# Electrostatic energy

### Energy of a system of charges

If one has two point charges $q_i$ and $q_j$, the potential energy of this pair is

$U_{ij} = \frac1{4\pi\epsilon_0} \frac{q_i q_j}{r_{ij}}$

where $r_{ij}$ is the distance between the two charges.
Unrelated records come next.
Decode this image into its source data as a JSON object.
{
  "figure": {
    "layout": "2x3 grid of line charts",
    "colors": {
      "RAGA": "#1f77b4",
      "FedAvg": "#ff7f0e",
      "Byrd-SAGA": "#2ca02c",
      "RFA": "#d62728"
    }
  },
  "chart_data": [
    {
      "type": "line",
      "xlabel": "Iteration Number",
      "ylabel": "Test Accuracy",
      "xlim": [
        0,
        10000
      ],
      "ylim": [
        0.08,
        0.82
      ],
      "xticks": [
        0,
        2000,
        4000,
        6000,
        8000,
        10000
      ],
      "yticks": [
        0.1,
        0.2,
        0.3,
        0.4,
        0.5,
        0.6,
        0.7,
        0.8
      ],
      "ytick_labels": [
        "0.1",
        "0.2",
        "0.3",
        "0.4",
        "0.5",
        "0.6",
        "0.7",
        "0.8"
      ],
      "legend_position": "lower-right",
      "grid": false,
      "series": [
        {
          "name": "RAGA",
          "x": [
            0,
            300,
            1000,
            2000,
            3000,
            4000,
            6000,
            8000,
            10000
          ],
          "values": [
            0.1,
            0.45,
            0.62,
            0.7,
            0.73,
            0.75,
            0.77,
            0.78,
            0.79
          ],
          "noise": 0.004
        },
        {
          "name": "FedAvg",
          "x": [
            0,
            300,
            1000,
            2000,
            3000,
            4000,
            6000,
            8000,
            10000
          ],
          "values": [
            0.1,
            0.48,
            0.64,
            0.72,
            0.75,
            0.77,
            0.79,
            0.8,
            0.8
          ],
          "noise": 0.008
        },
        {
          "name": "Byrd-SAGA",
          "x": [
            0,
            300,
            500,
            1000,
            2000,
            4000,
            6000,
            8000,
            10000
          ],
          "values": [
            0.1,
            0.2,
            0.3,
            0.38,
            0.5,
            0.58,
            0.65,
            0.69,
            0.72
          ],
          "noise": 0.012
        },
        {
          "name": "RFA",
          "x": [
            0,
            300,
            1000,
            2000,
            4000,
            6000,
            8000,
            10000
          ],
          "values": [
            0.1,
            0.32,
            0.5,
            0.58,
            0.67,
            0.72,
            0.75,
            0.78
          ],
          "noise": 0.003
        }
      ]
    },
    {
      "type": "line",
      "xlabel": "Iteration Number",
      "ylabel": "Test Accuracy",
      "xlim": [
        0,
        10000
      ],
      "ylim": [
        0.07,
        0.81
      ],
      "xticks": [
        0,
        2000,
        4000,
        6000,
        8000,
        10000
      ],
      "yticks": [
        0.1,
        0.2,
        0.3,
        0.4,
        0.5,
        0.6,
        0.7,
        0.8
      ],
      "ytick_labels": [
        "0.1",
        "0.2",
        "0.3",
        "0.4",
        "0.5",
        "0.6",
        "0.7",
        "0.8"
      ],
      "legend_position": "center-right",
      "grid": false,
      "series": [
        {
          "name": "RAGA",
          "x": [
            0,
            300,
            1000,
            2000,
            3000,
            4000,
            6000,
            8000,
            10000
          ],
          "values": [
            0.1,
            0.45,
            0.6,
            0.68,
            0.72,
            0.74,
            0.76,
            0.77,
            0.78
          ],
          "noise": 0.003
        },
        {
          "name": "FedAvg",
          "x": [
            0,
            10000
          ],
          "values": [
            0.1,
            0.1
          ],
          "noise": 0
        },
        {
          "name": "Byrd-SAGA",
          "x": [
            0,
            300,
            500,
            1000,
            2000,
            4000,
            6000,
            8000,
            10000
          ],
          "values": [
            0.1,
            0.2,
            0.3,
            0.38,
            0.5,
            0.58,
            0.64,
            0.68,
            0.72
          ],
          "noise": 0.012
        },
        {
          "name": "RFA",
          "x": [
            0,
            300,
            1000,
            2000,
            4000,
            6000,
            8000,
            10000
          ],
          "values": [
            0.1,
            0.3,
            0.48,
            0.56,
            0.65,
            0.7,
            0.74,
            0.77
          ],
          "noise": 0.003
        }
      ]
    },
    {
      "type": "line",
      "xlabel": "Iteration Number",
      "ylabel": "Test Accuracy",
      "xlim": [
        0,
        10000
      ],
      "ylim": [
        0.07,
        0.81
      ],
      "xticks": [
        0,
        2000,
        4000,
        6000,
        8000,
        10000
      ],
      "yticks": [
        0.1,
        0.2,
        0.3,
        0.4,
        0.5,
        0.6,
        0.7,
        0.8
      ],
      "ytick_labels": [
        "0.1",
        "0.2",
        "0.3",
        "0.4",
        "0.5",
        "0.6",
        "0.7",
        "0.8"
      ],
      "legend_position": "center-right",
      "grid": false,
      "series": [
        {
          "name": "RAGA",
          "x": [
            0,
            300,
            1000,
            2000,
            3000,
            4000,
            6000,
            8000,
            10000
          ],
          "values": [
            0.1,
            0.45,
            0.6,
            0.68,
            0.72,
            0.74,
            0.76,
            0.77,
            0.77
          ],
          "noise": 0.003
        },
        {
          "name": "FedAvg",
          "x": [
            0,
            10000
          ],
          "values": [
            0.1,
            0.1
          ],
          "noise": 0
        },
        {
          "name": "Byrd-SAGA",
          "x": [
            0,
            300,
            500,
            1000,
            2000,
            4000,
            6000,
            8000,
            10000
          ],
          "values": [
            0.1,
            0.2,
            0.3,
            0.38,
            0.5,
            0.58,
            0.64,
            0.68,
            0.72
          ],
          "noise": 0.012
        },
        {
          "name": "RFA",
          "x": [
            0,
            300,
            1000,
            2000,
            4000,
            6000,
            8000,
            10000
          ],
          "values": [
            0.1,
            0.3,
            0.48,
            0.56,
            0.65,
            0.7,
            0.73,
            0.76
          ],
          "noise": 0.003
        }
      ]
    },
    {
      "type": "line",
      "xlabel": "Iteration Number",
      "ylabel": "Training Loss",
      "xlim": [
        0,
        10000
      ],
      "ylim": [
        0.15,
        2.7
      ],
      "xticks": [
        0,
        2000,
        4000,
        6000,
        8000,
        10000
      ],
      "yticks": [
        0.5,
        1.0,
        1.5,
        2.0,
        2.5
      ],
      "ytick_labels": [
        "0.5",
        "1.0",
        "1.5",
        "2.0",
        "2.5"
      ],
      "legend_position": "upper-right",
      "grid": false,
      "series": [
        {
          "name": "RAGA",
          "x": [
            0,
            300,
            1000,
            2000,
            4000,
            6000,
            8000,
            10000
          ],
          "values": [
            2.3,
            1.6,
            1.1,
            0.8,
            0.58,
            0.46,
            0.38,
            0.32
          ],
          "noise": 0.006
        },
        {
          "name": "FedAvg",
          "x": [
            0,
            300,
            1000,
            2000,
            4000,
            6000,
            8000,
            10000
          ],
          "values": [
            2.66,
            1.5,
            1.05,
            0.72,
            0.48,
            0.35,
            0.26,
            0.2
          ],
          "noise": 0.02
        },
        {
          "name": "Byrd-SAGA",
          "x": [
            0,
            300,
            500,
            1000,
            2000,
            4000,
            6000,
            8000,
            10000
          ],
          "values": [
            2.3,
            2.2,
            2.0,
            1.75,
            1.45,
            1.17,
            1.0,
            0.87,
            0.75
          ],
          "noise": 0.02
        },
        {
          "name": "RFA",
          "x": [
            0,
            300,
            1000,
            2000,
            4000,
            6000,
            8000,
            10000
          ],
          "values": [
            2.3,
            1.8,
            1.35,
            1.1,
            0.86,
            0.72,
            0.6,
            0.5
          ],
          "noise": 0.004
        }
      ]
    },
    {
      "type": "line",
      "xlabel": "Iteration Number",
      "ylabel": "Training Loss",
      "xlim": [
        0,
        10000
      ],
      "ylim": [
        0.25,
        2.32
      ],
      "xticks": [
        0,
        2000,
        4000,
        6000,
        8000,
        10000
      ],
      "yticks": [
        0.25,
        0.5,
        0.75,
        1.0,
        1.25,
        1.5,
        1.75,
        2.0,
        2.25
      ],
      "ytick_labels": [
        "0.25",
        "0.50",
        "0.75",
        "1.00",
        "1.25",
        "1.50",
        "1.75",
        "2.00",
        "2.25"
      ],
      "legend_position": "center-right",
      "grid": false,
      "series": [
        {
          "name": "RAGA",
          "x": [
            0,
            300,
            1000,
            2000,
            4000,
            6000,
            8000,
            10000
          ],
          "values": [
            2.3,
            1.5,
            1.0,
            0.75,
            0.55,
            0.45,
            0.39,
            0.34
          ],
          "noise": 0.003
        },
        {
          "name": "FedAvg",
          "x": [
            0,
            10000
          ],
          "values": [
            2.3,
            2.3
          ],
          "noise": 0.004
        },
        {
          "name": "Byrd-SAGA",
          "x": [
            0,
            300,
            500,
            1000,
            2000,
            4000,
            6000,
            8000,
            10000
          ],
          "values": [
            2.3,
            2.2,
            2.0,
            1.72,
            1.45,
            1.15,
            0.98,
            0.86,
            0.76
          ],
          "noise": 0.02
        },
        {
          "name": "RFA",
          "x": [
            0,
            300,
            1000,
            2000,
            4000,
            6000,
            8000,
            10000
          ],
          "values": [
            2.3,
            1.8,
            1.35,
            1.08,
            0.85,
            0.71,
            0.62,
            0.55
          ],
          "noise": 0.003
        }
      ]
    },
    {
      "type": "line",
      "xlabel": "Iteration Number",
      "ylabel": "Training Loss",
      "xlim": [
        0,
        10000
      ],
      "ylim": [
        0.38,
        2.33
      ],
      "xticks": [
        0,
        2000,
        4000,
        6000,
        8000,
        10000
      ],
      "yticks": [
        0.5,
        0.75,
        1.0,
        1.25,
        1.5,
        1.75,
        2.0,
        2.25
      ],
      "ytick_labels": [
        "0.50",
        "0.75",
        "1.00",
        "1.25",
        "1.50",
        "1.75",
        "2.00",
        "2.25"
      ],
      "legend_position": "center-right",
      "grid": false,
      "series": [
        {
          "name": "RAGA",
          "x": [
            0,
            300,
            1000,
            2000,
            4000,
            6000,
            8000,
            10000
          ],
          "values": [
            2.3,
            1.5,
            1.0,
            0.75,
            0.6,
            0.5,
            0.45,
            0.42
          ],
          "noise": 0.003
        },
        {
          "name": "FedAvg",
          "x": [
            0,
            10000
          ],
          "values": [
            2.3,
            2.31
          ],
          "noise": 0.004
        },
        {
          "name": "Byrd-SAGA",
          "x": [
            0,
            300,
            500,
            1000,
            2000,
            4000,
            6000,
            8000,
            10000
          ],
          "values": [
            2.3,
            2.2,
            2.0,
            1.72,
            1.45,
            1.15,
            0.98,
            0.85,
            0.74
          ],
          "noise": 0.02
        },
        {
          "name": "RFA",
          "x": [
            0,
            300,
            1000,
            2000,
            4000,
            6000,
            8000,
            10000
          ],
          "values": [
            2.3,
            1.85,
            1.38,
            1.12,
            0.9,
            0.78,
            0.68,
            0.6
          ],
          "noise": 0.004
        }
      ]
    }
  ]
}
If we have N charge system,

$U = \sum_{all pairs}U_{ij} = \frac12\sum_{i=1}^N\sum_{\substack{j=1 \\ i\neq j}}^N U_{ij} = \frac12\sum_{i=1}^N\sum_{\substack{j=1 \\ i\neq j}}^N \frac{q_i q_j}{4\pi\epsilon_0 r_{ij}}$

If we regroup,

$U = \frac12\sum_{i=1}^N q_i \left( \sum_{j=1}^N \frac{q_j}{4\pi\epsilon_0 r_{ij}}\right) = \frac12\sum_{i=1}^N q_i V_i(\mathbf{r}_i)$

If charges are continuously distributed,

$U = \frac12 \int_{\mathrm{all\_ space}} \rho(\mathbf{r}) V(\mathbf{r}) d\tau$

### Energy of a system of conductors

As charges are all on the surface of a conductor, and its potential is constant,

$U_i = \frac12 V_i \int_{S_i} \sigma_i da_i = \frac12 Q_i V_i$

So, the total energy of the system is

$U = \frac12 \sum_{i=1}^N Q_i V_i$

#### Isolated conductor

$U = \frac12 QV = \frac{Q^2}{2C} = \frac12 CV^2$

for sphere,

$U = \frac12 \frac{Q^2}{r\pi\epsilon_0 a}$

### Energy in terms of Electric field

By replacing $\rho = \epsilon_0 \nabla\cdot\mathbf{E}$

$U = \frac{\epsilon_0}{2} \int V(\nabla\cdot\mathbf{E}) d\tau$

By using $V(\nabla\cdot\mathbf{E}) = -\mathbf{E}\cdot\nabla V + \nabla\cdot(V\mathbf{E}) = \mathbf{E}^2+\nabla\cdot(V\mathbf{E})$

\begin{align} U &= \frac{\epsilon_0}{2}\int\mathbf{E}^2 d\tau + \frac{\epsilon_0}{2}\int\nabla\cdot(V\mathbf{E})d\tau \\ &= \frac{\epsilon_0}{2}\int\mathbf{E}^2 d\tau + \frac{\epsilon_0}{2}\oint_S (V\mathbf{E})\cdot d\mathbf{a} \\ &= \frac{\epsilon_0}{2}\int_{all\_space}\mathbf{E}^2 d\tau \end{align}

As $r \rightarrow \infty$

$V \sim \frac1{r}$ and $|\mathbf{E}| \sim \frac1{r^2}$

This leads to the definition of energy density

$u_e = \frac12 \epsilon_0 \mathbf{E}^2$

### Energy in dielectric

\begin{align} U &= \frac12\int_{allspace}\rho_f V d\tau = \frac12\int V(\nabla\cdot\mathbf{D})d\tau \\ &= \frac12\int\nabla\cdot(V\mathbf{D})d\tau - \frac12\int\mathbf{D}\cdot\nabla Vd\tau \\ &= \frac12\oint_S V\mathbf{D}\cdot d\mathbf{a} + \frac12\int\mathbf{D}\cdot\mathbf{E} d\tau \\ &= \frac12\int\mathbf{D}\cdot\mathbf{E} d\tau \end{align}

This leads to the definition of energy density

$u_e = \frac12\mathbf{D}\cdot\mathbf{E} = \frac12\epsilon\mathbf{E}^2 = \frac12\frac{\mathbf{D}^2}{\epsilon}$
$\mathbf{F} = -\nabla U = -\frac{\partial U}{\partial x}\hat{\mathbf{x}}$